Compte rendu de la soirée avec Marius Daniel Popescu

Tu ne sais pas encore ce que tu vas écrire, tu ne sais pas si tu vas oser envoyer ce que tu es en train d’écrire. Tu dois dire dans ton annonce que Marius Daniel Popescu est ton invité, que son livre s’appelle « Les couleurs de l’hirondelle ». Tu dois leur dire, à tous les contacts de Tulalu!?, qu’il a prévu aussi de parler de la réalité de la situation des écrivains en Suisse romande, tu te demandes si ça intéresse quelqu’un. Tu dois écrire dans ton annonce que le prochain Tulalu !? est à 20h30 le lundi 6 février, tu dois aussi préciser que c’est au Lausanne Moudon à l’étage, tu aimerais leur dire que c’est une belle salle, et que tu vas avoir plein de bonnes questions, que Laurence Morisot a appris un texte et qu’elle va nous le jouer, que tu as une bonne introduction dans ta tête.

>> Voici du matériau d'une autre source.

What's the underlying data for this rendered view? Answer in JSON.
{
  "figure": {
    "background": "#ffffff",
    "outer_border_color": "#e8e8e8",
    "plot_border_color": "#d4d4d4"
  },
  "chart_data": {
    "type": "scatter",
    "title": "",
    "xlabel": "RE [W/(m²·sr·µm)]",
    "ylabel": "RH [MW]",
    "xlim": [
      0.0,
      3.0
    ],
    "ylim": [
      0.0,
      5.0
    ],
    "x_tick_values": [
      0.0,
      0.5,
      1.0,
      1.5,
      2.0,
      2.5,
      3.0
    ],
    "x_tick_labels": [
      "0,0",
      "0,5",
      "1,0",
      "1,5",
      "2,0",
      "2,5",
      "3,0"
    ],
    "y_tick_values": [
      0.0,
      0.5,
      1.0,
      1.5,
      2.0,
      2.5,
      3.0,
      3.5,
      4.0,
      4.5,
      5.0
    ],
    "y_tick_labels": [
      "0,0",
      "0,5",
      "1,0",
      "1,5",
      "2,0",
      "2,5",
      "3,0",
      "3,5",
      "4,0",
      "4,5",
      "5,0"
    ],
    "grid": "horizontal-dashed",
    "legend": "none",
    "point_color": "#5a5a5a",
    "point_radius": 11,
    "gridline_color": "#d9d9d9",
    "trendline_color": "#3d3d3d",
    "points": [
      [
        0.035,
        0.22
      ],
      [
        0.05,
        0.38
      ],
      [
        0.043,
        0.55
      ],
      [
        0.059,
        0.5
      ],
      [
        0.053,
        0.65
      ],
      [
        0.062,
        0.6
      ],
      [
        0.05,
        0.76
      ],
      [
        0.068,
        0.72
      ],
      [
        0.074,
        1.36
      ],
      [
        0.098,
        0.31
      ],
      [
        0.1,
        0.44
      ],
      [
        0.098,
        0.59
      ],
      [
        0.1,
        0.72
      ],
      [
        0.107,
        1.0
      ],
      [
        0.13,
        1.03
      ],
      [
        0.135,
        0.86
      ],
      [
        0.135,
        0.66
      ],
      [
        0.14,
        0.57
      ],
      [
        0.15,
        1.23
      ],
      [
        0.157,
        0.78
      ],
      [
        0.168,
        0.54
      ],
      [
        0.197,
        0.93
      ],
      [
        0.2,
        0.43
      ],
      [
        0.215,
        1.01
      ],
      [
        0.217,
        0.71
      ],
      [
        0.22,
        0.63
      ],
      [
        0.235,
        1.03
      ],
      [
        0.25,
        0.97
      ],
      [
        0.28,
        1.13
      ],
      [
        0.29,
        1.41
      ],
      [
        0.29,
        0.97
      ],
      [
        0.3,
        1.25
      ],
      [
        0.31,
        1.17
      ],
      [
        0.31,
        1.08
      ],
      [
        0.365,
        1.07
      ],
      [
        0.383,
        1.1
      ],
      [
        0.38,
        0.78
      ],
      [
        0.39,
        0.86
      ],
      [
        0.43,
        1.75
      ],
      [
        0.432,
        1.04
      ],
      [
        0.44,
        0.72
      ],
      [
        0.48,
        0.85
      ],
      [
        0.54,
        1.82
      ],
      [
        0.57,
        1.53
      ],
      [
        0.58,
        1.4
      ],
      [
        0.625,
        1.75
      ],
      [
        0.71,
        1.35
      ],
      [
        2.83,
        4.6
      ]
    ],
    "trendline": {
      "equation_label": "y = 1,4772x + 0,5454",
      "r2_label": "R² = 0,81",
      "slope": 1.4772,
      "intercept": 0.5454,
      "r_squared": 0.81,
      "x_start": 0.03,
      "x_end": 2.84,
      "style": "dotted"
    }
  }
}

Tu ne l’as pas encore écrite l’introduction que tu as dans la tête, mais tu t’imagines lire ton introduction, tu t’imagines leur raconter que Popescu a été ton premier invité avec son ami et écrivain Dominique Brant, tu t’imagines leur raconter qu’il n’y a eu qu’une personne qui a fait le déplacement pour la première de Tulalu!?. Tu pianotes sur ton ordinateur et tu te rappelles que tu étais découragé, tu te rappelles que Popescu as parlé comme si la salle du Zinéma était remplie. Tu revois les clients du Zinéma qui sortaient des salles à l’entracte de leur film et nous regardaient d’un air curieux, tu revois Popescu remplir la salle de l’entrée à lui tout seul. Tu sais qu’il ne sait pas que c’est grâce à son discours que tu ne t’es jamais découragé, que tu as repassé ses mots en boucle dans ta tête pendant des mois. Il ne sait pas que c’est grâce à cela que Tulalu !? n’a pas disparu et que tu es content de le recevoir lundi prochain…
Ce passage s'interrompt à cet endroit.